According to the judge, section 34 of the Arbitration and Conciliation Act provides that recourse to the Court against an arbitral award can only be by way of an application for setting aside the award.

Gashirabake made the ruling in the presence of a lawyer representing Aya, Gibson Munanura. Also in court were the lawyers representing the respondents Timothy Lugayizi, Hussein Gulamu, Emmanuel Ankunda, and Nzuza Nzuza, senior legal advisor to the South African Company.

Background

Court documents indicate that between 2007 and 2017, Aya and IDC entered into various financial credit agreements to finance the construction of a hotel known as the Pearl of Africa Hotel (now Win 5 Hotels and Spa).

The hotel is located on land comprised of Plots 7A1-9A1 and 10 Lugard Road and M32, Hill Road situated at Nakasero Hill, in Kampala.

According to court documents, the total sum lent on various dates under the six financial credit agreements was $81,765,318 (about shillings 305 billion). However, the loan stood at $118,817,012 (about shillings 444 billion) in accumulated interest, as of September 13, 2017.

The parties also executed various security agreements that were collateral to the financial credit agreements during that period.

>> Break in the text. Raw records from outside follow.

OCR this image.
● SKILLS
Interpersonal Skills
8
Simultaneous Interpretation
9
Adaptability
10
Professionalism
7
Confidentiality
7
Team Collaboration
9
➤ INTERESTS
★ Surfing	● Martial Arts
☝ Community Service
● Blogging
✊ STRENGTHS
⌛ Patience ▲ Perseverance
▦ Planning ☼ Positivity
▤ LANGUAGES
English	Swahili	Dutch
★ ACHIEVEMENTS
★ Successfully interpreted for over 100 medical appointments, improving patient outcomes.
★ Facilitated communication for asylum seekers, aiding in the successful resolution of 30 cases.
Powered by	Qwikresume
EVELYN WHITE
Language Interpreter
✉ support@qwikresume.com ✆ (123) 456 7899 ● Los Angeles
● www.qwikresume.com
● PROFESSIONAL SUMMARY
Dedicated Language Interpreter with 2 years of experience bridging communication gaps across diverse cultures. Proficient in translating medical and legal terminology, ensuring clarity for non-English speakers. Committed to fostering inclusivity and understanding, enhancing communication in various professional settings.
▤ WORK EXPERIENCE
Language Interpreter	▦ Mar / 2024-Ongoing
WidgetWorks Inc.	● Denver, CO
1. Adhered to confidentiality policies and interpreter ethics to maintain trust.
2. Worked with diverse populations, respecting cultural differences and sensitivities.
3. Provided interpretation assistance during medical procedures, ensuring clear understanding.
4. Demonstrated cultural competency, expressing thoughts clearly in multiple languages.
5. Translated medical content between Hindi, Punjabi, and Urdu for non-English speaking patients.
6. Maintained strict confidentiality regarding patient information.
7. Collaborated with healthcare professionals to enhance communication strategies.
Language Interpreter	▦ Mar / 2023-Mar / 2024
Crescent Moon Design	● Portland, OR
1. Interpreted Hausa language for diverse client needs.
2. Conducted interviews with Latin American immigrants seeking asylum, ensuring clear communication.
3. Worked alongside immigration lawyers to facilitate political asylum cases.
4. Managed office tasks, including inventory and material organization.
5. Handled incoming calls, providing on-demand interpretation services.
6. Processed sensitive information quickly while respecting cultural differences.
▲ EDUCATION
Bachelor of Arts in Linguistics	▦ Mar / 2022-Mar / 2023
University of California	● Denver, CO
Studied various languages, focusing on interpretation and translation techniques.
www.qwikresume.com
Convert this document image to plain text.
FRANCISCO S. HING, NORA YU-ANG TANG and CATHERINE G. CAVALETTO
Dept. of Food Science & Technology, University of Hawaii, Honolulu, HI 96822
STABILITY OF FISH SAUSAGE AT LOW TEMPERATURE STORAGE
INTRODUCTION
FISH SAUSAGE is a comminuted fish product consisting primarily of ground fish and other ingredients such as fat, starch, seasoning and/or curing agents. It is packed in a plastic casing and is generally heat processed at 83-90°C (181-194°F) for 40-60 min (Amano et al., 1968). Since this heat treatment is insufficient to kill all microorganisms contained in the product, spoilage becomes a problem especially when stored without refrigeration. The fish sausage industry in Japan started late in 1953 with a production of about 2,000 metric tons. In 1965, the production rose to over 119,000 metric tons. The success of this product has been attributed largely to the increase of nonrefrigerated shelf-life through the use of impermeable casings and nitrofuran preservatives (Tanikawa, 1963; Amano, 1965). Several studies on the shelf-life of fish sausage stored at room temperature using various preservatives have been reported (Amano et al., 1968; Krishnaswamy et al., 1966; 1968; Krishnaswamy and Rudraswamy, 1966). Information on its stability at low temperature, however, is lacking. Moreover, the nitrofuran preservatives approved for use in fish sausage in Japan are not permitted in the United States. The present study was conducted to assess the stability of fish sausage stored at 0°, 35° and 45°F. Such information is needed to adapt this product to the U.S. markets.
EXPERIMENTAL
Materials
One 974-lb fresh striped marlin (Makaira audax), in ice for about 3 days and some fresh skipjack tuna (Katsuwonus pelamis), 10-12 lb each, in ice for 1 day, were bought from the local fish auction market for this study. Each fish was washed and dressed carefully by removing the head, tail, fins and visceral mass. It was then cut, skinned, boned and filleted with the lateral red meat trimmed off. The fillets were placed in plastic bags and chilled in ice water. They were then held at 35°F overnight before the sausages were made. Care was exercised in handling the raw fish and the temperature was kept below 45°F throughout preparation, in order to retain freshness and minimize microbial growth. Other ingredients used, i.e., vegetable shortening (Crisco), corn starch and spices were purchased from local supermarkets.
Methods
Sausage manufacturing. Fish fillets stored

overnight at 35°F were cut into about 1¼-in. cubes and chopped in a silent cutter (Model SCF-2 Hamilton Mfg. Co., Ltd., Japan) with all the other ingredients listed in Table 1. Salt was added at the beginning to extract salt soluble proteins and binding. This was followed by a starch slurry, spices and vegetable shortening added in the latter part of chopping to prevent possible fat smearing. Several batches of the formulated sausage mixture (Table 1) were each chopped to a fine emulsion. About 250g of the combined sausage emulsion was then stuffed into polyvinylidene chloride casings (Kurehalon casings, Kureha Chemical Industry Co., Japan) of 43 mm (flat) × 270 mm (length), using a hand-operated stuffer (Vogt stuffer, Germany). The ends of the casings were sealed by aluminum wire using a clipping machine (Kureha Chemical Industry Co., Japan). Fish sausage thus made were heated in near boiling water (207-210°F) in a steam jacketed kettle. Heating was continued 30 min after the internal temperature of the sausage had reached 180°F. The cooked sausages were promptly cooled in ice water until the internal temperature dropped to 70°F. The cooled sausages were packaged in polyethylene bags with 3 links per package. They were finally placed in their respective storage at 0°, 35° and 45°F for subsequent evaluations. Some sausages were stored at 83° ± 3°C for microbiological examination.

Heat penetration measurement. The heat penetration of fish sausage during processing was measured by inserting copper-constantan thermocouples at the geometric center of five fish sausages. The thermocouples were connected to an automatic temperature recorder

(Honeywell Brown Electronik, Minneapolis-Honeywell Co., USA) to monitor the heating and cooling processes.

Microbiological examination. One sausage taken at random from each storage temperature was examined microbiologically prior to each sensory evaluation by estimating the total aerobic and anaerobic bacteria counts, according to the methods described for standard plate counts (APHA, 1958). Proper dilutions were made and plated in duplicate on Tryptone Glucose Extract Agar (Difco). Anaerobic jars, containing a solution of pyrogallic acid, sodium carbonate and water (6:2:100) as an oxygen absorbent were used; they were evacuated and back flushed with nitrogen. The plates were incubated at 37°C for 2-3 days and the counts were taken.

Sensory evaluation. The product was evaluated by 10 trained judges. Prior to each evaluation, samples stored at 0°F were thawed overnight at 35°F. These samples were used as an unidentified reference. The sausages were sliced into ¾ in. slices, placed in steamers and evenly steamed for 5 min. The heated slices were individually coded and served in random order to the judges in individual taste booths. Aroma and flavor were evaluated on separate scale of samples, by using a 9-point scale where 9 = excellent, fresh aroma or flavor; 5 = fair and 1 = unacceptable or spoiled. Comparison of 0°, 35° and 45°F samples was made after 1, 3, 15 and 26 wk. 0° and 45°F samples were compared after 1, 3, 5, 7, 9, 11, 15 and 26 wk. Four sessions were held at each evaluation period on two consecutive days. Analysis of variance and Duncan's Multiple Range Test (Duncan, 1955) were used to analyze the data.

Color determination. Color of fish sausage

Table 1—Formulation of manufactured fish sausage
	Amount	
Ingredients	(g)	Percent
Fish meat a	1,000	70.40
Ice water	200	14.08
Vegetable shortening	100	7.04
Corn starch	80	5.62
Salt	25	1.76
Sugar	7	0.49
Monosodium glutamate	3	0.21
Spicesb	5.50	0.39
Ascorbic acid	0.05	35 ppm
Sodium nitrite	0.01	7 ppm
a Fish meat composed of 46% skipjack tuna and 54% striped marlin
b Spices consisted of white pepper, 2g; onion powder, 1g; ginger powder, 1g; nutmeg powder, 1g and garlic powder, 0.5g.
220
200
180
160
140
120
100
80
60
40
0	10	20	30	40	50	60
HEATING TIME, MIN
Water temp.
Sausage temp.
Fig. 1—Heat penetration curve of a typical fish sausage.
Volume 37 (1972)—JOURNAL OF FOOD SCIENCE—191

Hamis Kiggundu of Ham Enterprises

Another case that dominated headlines in 2023 was the one involving Ham Kiggundu and Diamond Trust Bank.

This matter arose in January when Mr Kiggundu and his companies, Ham Enterprises and Kiggs International U Ltd, sued Diamond Trust Bank Uganda and Diamond Trust Bank (Kenya) for alleged breach of contract in the multibillion loan dispute.

He claims between February, 2011 and September 2016, his two companies, sought various loans from the banks for construction, development and completion of commercial properties.

Kiggundu says he provided several properties in Kyadondo, Kawuku, Victoria Cresent II Kyadondo and Makerere Hill Road as security for the loans. He claims that along the way, while repaying the loans, he realised that the banks had not remitted some of the agreed amounts or purported to remitted the monies, and in turn unlawfully deduced the money from his accounts without his consent.

In their defence, the banks deny the breach of contract and only admit that the businessman and his two companies hold accounts with them. The banks also admit that on various dates, the companies took various loans $6.6m Shs1.5b, Shs1b, $4m and $500,000.

In June 2023, the Supreme Court noted that the $11m (about sh41b) credit facility that was extended to Ham Enterprises Ltd, was legal.

But the lawyers of Muwema and Company Advocates as well as Kimara Advocates and Consultants who represented businessman, Hamis Kiggundu have said they will challenge the recent Supreme Court decision in a case against DTB Kenya and Uganda.